HARRY James is on an ego trip.

"We get spoiled over here by the audiences," the 54-year-old trumpeter and bandleader said in Frankfurt the second night out on a European concert tour. It's the first time James has played in Europe in 13 years.

"We play in Las Vegas 11 months out of the year at the big night clubs," James said during intermission at the Jahrhunderthalle in Hoechst.

"But people are always talking there and drinking and not really paying attention to the music. Here they're listening so closely you can't make a mistake."

There wasn't much chance of James and his 20-man ensemble making a mistake as they played the favorites that have kept them famous for a generation: "Ciribiribin," "I'm Beginning to See the Light," "The Two O'Clock Jump."

It would be hard to err in playing arrangements which hadn't changed a bit since the days right after World War II: days which, to German listeners and critics at least, recalled black market nylons, inflation and the swapping of precious phonograph records. Most of the 700 or so in the audience remembered those days before television and — almost note for note — the music.

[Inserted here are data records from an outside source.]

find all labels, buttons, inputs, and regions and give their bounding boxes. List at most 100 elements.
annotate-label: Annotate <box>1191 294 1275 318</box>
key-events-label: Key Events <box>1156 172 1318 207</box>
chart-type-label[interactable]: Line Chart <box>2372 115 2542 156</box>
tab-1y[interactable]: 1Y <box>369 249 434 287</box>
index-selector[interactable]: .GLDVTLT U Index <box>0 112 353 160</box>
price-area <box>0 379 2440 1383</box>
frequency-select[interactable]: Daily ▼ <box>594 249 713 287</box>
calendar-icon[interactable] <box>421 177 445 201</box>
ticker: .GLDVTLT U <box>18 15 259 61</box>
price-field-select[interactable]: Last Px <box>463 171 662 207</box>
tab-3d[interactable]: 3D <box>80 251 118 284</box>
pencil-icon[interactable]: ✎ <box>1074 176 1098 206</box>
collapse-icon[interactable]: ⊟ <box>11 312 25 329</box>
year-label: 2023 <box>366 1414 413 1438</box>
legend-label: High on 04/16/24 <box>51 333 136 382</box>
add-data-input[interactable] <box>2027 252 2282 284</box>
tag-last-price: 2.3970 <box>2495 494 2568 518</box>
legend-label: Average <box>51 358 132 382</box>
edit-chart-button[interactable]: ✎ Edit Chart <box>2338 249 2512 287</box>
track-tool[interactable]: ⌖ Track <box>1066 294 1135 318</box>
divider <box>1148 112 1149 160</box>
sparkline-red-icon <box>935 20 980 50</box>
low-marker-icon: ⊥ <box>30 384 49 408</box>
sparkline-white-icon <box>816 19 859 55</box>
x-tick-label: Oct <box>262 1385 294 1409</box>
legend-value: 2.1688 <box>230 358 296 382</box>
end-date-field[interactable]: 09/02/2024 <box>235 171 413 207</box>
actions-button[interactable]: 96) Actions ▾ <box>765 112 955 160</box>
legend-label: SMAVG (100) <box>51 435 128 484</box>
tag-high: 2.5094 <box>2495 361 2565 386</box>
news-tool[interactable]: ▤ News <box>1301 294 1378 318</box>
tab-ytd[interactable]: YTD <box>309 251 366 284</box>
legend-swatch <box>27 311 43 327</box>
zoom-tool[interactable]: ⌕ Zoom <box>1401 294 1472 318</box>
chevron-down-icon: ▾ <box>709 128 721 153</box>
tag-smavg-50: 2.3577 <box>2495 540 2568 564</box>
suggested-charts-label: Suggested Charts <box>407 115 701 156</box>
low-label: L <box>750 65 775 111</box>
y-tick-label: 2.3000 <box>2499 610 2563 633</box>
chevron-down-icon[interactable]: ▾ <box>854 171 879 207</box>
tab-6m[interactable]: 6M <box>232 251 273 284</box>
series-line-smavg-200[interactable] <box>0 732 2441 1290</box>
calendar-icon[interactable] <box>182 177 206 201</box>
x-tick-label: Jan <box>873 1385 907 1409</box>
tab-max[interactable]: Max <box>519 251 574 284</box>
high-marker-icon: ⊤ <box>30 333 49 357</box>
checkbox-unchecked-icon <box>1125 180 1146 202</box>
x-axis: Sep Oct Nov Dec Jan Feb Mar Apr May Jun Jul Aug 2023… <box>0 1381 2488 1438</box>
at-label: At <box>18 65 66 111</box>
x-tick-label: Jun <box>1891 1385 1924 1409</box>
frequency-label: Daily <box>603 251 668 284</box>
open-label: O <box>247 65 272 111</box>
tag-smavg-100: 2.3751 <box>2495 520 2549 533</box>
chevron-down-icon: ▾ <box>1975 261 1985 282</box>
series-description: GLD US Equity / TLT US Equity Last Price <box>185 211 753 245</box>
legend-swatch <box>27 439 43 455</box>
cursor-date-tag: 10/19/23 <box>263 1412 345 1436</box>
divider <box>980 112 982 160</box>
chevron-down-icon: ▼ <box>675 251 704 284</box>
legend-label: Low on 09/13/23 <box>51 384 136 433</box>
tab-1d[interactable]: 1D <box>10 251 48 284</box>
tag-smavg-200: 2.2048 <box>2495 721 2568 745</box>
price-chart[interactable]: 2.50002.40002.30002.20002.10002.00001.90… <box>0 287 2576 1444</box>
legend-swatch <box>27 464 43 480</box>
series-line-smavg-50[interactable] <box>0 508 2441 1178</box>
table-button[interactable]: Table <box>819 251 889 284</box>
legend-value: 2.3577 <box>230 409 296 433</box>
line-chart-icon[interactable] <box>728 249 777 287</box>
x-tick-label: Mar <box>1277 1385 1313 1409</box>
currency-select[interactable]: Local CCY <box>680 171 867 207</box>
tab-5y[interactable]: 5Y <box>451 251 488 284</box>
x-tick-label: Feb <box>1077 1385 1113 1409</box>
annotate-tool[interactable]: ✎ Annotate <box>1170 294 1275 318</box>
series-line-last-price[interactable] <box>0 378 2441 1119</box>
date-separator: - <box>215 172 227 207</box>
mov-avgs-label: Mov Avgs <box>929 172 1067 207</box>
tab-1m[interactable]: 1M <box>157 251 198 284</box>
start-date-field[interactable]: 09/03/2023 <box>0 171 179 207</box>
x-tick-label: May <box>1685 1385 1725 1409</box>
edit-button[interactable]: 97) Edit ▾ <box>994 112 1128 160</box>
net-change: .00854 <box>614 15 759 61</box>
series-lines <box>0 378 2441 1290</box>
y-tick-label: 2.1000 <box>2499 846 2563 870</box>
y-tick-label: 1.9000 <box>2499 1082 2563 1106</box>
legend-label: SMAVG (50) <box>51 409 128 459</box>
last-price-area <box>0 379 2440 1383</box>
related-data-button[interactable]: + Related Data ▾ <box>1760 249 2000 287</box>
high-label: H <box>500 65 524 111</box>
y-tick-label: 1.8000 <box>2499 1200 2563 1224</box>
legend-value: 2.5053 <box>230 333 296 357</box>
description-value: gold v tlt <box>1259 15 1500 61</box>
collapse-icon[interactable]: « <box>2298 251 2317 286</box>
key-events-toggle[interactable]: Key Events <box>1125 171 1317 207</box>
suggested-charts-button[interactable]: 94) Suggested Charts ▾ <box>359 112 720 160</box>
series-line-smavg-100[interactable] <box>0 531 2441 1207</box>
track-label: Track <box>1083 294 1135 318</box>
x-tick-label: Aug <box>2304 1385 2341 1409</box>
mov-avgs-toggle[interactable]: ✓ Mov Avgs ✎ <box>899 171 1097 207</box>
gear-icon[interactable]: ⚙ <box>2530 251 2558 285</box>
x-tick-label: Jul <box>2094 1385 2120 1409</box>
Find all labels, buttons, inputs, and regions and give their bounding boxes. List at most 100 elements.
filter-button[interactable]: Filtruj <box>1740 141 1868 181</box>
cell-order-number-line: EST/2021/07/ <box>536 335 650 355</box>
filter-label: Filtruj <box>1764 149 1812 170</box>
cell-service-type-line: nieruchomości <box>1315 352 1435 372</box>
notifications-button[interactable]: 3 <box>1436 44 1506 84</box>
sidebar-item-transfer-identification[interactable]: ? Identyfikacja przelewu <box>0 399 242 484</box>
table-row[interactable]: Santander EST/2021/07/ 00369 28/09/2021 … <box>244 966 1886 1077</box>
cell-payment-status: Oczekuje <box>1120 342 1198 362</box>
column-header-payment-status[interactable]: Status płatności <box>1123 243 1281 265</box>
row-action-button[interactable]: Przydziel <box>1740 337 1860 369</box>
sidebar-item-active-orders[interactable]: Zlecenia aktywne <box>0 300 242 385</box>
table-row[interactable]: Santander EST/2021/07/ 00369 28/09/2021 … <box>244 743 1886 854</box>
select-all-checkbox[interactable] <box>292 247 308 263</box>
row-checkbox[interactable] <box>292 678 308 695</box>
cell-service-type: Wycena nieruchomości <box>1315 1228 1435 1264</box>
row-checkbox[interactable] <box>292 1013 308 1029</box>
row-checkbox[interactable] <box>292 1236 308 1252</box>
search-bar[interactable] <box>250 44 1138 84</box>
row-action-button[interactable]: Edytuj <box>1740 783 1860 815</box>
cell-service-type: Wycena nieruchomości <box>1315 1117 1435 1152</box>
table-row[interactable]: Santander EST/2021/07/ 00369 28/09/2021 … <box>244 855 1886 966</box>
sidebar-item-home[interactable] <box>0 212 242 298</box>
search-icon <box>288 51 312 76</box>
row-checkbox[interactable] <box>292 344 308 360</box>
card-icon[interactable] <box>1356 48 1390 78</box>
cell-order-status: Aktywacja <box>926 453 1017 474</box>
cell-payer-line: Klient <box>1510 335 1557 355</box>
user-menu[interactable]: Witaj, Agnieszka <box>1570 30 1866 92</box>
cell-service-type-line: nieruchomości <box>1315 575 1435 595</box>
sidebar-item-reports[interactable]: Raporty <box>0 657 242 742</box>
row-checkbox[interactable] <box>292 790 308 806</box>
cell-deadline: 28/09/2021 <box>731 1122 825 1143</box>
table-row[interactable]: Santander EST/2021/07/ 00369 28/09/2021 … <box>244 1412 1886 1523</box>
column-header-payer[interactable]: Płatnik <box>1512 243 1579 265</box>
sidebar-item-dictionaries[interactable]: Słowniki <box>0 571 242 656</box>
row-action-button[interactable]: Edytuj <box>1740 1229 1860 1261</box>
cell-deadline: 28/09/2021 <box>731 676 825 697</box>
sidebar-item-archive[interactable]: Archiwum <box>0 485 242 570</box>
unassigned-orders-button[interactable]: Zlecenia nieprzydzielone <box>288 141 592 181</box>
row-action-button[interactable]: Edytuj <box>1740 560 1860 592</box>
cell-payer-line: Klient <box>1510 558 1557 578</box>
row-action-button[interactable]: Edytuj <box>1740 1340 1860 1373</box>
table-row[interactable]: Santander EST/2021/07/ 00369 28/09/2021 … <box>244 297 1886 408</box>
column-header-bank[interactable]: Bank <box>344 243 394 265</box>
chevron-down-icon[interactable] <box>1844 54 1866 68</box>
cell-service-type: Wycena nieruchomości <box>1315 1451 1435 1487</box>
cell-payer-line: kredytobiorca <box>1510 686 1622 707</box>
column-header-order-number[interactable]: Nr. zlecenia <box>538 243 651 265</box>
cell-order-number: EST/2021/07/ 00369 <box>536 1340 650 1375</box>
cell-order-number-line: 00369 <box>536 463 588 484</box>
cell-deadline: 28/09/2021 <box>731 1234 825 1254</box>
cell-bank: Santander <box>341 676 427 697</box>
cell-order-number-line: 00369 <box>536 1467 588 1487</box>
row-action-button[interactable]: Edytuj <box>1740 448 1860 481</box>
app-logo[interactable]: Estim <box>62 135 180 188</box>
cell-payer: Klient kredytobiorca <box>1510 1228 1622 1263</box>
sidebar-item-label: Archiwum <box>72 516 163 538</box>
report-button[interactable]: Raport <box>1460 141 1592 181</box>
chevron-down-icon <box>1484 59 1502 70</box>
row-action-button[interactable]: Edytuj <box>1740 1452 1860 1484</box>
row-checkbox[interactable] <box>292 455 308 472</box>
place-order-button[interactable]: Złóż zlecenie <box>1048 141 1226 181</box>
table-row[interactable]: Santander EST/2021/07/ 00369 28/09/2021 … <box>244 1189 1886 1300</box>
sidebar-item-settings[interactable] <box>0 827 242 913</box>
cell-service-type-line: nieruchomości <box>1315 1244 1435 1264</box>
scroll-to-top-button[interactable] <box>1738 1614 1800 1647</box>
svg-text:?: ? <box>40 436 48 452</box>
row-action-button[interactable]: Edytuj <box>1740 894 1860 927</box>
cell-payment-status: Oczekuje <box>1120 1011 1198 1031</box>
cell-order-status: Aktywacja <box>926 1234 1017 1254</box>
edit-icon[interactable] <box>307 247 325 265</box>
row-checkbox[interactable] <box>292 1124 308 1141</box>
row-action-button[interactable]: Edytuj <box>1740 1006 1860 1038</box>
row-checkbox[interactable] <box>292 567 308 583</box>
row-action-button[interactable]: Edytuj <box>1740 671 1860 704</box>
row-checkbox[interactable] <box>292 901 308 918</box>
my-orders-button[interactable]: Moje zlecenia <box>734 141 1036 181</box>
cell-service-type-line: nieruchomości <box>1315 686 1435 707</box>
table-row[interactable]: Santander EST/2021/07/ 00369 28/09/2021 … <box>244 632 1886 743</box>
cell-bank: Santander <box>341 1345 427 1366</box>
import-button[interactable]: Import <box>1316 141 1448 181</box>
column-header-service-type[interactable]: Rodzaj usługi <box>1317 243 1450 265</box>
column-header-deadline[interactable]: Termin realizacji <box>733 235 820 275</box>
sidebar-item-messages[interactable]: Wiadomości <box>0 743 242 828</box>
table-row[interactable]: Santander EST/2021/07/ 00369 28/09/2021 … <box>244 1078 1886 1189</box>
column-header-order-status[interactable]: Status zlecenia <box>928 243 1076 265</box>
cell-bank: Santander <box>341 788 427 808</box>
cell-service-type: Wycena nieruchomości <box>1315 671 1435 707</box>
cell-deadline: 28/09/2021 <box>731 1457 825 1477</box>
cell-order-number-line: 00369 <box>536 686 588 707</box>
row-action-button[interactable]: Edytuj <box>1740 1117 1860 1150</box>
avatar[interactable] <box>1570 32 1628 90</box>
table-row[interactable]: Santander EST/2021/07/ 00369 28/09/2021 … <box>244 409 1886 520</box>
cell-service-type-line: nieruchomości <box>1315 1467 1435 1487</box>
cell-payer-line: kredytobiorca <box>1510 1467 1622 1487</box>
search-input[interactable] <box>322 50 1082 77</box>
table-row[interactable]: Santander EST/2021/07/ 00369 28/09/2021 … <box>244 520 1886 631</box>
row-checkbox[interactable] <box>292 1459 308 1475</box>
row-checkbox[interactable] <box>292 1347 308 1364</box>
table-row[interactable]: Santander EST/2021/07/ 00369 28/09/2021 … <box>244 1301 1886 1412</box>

It was radio music, meant for Marshall McLuhan's cool medium. The rows of tidy, unpresuming musicians, an electronic bass their only concession to amplifiers, were a bit distant, not to be grooved with. The mood they evoked was not of ecstasy but nostalgia.

"If you feel our music was out of style you wouldn't be listening to it. If we felt it was out of style we wouldn't be playing it," James said in defense of swing.

"There are cycles in music; first it'll be blues, then ballads, something else and then blues again. We just play what we like to play; that's why we've been playing for 30 years."

James shrugged off the charge made last week by Vice President Spiro T. Agnew — in James's own bailiwick of Las Vegas, by the way — that rock music is driving youth to drugs:

"He should've looked around 40 years ago," James said, "There were more musicians using drugs then than now."

James' satisfaction with youth today continued. "There are more and better young musicians today than ever before. It's because of the conservatories — they're turning out a lot of good people. We have four kids in their 20's playing with us now."

If there's anything wrong today with music, this tour by Harry James is not the place to hear it.